Robert was a good husband and father. He worked hard, was reasonably successful, and they enjoyed a good life together (with some hardships of course) until a heart attack took him in 1995. Lorraine enjoyed raising their children and then doting on their grandchildren but never had to work outside the home. She still lives in the house they raised all seven in. She lives on Robert’s Social Security, his modest VA benefit, and the retirement he saved for them. She has no less than 20 children, grandchildren, and other close relatives who are happy to take Lorraine to doctors appointments, the grocery store, and her weekly hair appointment (always on Friday). Her house is long paid for. She pays her light bill by paper check each month and her phone bill too. Her grandkids keep bugging her to get a cell phone but Lorraine prefers telephones with cords attached.

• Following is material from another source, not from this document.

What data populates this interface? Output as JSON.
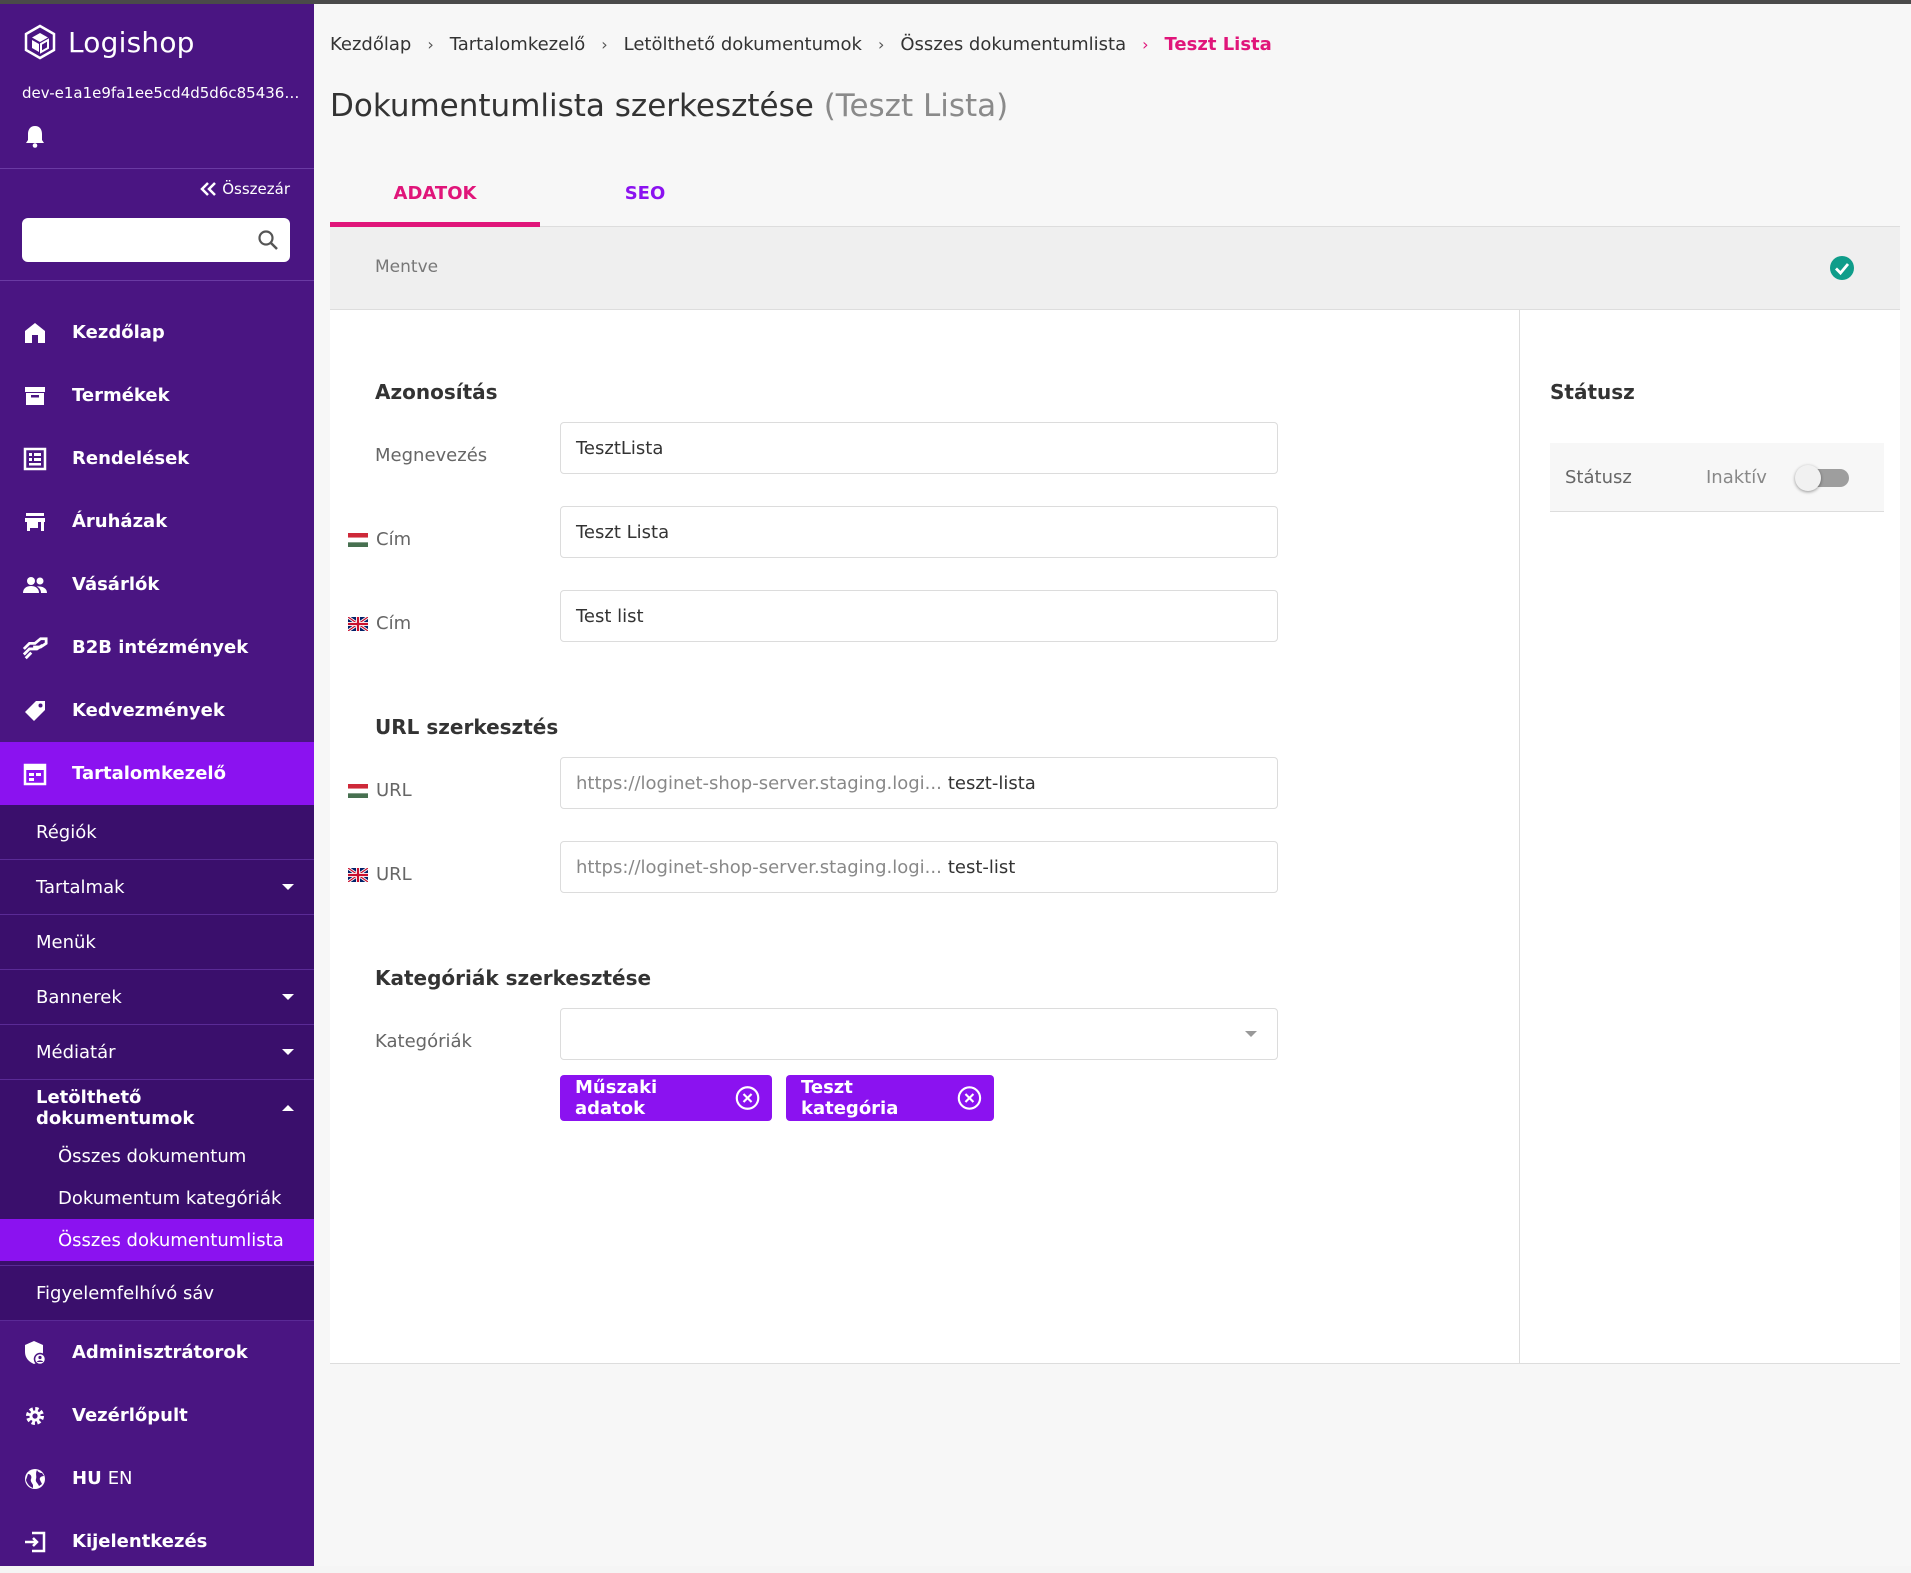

For identification, Lorraine can offer an electric bill that comes to the house she has lived in and owned for decades. She can show her high school diploma and her Social Security Card and even the deed to her house. But she never had a birth certificate. And she’s never driven and says she doesn’t plan to start now at the age of 79. She has never left Durham County and has no plans to, so she has no need for a passport. She loves the pictures her children and grandchildren bring back from their many trips but she loves her home and her life just fine where she is.
Prior to 2016, Lorraine had no trouble voting with the forms of ID she can provide and she votes as reliably as she gets her hair done, remembering each time the hard fight that won her right to vote when she was in her 30s. But then the North Carolina General Assembly targeted people like Lorraine on purpose, seeking to bar her from voting by requiring forms of identification she doesn’t have and has no reason to get.
It’s easy to assume that everyone has a driver’s license and a birth certificate. But that’s not actually the case. There are many citizens like Lorraine who are natural born U.S. citizens who have a basic right to vote. The North Carolina General Assembly did research on how they could deny people like Lorraine their right to vote. They discovered that requiring photo ID to vote was an easy way to keep elderly, poor, and African American voters locked out from the polls. What they did was morally wrong, racist, and unconstitutional.